Last year, Briton Roger Penrose, as well as German and American astronomers Reinhard Henzel and Andrea Ghez, won the Nobel Prize in physics.
The presentation of the award will take place on 10 December, the anniversary of Nobel's death. Usually the ceremony takes place at the Stockholm Philharmonic, where on a stage decorated with flowers from the hands of King Carl XVI Gustav, the laureates receive a gold medal with a portrait of the founder of the award and a diploma. But for the second year in a row due to the pandemic, it will take place online.

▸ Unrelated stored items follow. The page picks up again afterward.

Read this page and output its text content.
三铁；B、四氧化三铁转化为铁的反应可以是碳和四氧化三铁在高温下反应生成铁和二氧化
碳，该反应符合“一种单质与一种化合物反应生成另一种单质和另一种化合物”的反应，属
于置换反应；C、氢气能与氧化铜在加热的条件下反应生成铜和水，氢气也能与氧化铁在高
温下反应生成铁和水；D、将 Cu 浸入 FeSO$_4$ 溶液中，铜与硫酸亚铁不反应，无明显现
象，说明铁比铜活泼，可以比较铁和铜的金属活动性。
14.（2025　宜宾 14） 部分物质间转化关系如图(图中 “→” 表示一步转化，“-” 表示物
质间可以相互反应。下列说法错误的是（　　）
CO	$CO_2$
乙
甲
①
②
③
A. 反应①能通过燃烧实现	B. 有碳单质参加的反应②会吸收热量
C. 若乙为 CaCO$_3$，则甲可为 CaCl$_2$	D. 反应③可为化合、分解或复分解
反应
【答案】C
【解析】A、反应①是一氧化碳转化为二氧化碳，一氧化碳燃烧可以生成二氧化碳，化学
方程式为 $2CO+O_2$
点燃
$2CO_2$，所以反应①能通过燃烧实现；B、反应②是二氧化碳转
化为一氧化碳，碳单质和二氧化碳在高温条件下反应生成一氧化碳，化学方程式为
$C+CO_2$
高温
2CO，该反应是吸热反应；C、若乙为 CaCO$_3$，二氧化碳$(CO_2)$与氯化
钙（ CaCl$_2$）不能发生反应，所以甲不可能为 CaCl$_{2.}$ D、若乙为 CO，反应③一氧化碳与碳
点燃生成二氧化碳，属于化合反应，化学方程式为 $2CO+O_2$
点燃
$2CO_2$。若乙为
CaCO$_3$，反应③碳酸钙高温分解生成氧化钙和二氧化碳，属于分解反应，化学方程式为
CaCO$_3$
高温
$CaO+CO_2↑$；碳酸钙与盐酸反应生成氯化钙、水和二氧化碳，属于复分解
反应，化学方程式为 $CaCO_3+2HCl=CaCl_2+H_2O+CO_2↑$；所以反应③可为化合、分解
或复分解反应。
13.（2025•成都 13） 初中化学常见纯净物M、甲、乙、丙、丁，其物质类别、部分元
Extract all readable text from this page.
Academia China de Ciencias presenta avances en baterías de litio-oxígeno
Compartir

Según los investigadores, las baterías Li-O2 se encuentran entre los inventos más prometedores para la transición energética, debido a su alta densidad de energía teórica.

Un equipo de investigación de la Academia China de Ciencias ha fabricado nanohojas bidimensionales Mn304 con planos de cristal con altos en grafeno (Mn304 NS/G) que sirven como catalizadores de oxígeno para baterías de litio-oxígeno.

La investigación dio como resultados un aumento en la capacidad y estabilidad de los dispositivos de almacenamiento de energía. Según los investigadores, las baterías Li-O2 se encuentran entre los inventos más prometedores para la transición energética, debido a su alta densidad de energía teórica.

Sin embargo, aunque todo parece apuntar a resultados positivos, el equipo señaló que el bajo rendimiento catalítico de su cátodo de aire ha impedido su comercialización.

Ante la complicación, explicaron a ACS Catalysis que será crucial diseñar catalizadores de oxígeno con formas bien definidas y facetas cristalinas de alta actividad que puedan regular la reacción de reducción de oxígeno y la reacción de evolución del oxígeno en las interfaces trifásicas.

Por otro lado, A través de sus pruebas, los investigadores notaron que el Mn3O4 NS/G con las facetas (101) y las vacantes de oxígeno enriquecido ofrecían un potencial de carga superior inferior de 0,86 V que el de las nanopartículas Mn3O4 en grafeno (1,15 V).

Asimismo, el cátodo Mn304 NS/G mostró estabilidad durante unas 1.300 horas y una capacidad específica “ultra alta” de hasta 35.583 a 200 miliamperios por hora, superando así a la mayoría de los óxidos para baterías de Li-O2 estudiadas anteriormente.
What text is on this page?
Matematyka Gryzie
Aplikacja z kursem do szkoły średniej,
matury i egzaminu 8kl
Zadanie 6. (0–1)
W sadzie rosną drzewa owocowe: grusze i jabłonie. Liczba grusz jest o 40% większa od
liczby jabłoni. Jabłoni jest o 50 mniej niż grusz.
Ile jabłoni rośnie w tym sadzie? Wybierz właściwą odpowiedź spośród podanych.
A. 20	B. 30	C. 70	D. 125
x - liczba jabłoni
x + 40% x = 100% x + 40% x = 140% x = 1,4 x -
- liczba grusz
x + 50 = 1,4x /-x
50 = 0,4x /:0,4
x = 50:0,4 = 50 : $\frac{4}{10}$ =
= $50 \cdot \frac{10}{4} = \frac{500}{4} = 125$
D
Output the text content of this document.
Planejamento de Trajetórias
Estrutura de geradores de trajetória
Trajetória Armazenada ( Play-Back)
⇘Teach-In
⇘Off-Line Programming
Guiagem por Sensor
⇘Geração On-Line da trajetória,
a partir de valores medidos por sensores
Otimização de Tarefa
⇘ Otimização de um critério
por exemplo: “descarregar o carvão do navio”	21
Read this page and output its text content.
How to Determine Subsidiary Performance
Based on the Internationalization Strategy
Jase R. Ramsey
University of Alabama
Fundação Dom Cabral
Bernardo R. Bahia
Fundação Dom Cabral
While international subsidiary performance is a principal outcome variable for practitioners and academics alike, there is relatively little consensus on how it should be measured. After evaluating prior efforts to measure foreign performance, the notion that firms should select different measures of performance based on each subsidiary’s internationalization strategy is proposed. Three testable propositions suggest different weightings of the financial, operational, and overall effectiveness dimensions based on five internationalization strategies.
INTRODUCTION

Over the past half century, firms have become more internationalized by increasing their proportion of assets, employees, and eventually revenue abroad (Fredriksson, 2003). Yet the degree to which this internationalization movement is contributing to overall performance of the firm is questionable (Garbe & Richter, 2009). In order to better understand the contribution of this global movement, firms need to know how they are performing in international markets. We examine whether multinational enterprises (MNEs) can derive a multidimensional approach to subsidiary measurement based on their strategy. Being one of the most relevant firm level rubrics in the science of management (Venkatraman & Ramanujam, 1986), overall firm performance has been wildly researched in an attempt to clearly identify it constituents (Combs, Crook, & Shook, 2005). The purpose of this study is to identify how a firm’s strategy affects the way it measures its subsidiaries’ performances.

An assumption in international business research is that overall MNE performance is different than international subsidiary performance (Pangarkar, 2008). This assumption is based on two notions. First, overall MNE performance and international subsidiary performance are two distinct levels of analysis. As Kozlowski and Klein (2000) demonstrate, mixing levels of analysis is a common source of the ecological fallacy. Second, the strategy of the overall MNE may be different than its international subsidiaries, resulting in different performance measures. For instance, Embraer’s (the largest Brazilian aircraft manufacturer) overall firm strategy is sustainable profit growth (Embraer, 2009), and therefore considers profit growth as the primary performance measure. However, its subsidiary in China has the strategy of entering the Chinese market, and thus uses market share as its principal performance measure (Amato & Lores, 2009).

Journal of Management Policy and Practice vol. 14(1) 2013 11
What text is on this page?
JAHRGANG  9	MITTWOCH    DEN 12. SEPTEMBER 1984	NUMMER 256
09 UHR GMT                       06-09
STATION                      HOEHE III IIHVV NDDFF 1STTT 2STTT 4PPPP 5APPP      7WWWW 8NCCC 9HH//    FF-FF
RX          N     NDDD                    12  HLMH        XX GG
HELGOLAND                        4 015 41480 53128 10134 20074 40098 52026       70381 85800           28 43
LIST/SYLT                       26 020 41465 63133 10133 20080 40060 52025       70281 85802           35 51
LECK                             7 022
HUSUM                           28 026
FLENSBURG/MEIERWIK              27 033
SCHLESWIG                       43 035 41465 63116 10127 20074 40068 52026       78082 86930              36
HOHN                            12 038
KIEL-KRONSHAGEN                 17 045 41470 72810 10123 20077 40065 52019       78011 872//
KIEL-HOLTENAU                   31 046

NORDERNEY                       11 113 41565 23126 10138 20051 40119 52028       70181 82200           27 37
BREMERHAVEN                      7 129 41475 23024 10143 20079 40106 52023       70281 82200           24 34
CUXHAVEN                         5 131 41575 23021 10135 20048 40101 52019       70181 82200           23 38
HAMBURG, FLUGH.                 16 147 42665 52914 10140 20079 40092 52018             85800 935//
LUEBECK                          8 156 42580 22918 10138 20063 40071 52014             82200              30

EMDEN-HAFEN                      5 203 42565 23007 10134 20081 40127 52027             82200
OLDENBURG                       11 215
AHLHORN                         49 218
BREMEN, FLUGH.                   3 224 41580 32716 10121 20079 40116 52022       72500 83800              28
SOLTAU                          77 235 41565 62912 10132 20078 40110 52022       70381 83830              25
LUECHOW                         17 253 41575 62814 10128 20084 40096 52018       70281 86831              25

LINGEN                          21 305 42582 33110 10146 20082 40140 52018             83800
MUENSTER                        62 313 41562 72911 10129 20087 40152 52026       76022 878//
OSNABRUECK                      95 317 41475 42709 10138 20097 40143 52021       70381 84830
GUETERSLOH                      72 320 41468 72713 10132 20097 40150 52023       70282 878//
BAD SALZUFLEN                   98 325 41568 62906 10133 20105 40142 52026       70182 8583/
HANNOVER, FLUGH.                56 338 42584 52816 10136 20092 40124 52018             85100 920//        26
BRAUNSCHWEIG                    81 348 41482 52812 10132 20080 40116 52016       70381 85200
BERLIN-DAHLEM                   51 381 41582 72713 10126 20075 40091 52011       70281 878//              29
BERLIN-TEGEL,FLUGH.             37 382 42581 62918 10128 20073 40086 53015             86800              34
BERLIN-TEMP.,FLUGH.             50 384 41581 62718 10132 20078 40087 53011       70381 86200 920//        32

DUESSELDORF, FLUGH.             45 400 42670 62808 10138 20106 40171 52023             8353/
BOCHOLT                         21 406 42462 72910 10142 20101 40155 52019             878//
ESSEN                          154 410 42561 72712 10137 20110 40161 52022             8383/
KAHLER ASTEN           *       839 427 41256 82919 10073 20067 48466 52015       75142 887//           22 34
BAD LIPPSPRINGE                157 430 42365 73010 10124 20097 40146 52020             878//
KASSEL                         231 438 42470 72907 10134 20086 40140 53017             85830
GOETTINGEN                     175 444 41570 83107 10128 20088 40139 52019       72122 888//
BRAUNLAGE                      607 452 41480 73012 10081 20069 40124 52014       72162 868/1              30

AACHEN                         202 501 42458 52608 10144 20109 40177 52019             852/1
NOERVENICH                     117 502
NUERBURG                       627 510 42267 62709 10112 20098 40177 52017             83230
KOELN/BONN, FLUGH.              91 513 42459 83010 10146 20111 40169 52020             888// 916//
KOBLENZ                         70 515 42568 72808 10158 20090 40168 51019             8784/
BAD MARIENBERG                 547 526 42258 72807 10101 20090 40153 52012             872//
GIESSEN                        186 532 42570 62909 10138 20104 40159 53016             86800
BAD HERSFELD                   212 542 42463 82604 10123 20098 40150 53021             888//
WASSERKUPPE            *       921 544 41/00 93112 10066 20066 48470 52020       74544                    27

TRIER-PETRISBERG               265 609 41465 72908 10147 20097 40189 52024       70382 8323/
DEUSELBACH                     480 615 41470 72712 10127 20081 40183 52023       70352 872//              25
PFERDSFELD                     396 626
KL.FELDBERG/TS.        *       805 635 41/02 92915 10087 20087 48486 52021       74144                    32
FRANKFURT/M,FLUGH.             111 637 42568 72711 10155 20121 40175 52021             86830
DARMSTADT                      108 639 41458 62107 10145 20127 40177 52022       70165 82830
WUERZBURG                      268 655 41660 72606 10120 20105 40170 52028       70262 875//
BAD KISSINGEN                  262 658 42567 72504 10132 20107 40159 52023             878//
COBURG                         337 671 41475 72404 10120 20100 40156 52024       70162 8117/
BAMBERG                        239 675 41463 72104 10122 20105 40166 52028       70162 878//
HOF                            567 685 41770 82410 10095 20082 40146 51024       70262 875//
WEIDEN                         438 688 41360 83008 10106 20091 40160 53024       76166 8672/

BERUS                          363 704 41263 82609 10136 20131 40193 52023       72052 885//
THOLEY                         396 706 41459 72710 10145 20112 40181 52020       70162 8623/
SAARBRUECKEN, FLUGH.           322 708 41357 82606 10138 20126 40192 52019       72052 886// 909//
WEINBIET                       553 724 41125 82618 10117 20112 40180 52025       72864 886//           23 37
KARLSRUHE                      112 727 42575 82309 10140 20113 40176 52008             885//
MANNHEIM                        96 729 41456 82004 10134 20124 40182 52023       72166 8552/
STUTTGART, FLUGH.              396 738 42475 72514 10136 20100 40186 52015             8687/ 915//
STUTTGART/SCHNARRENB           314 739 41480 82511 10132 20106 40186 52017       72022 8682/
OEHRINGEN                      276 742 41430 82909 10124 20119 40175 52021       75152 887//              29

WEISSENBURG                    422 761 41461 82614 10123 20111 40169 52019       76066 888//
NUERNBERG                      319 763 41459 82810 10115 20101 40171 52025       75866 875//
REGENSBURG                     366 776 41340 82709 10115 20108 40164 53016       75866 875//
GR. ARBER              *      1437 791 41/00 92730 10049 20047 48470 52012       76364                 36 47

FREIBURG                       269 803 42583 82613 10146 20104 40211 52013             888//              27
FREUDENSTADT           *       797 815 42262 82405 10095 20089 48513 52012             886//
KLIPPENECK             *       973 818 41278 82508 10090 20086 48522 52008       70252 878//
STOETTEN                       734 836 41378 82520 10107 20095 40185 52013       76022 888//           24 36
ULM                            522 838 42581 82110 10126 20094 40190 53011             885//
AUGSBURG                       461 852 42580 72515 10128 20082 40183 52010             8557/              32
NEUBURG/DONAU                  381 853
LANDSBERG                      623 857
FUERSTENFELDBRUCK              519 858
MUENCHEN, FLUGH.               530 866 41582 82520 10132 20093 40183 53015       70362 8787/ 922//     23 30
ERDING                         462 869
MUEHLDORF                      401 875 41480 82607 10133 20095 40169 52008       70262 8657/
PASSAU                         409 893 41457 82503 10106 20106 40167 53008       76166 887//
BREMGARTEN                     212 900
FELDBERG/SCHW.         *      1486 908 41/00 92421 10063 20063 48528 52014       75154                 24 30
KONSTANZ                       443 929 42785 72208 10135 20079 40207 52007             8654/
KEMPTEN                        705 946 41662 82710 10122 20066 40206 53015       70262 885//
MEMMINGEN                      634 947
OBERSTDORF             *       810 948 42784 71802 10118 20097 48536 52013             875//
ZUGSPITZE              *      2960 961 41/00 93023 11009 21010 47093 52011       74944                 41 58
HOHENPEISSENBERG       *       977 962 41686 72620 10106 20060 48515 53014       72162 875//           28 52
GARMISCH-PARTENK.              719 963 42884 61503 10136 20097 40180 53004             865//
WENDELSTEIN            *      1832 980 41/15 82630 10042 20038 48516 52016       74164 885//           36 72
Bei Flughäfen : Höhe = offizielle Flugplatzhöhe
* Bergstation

Since 1901, the Nobel Prize has been awarded 603 times; 934 people and 28 organisations have been laureates. The Physics Prize has been awarded 114 times and received by 216 people. The youngest laureate (in 1915) was Lawrence Bragg of Australia (25 years old), who, together with his father, William Henry Bragg, received the award for his work on the study of crystals using X-rays.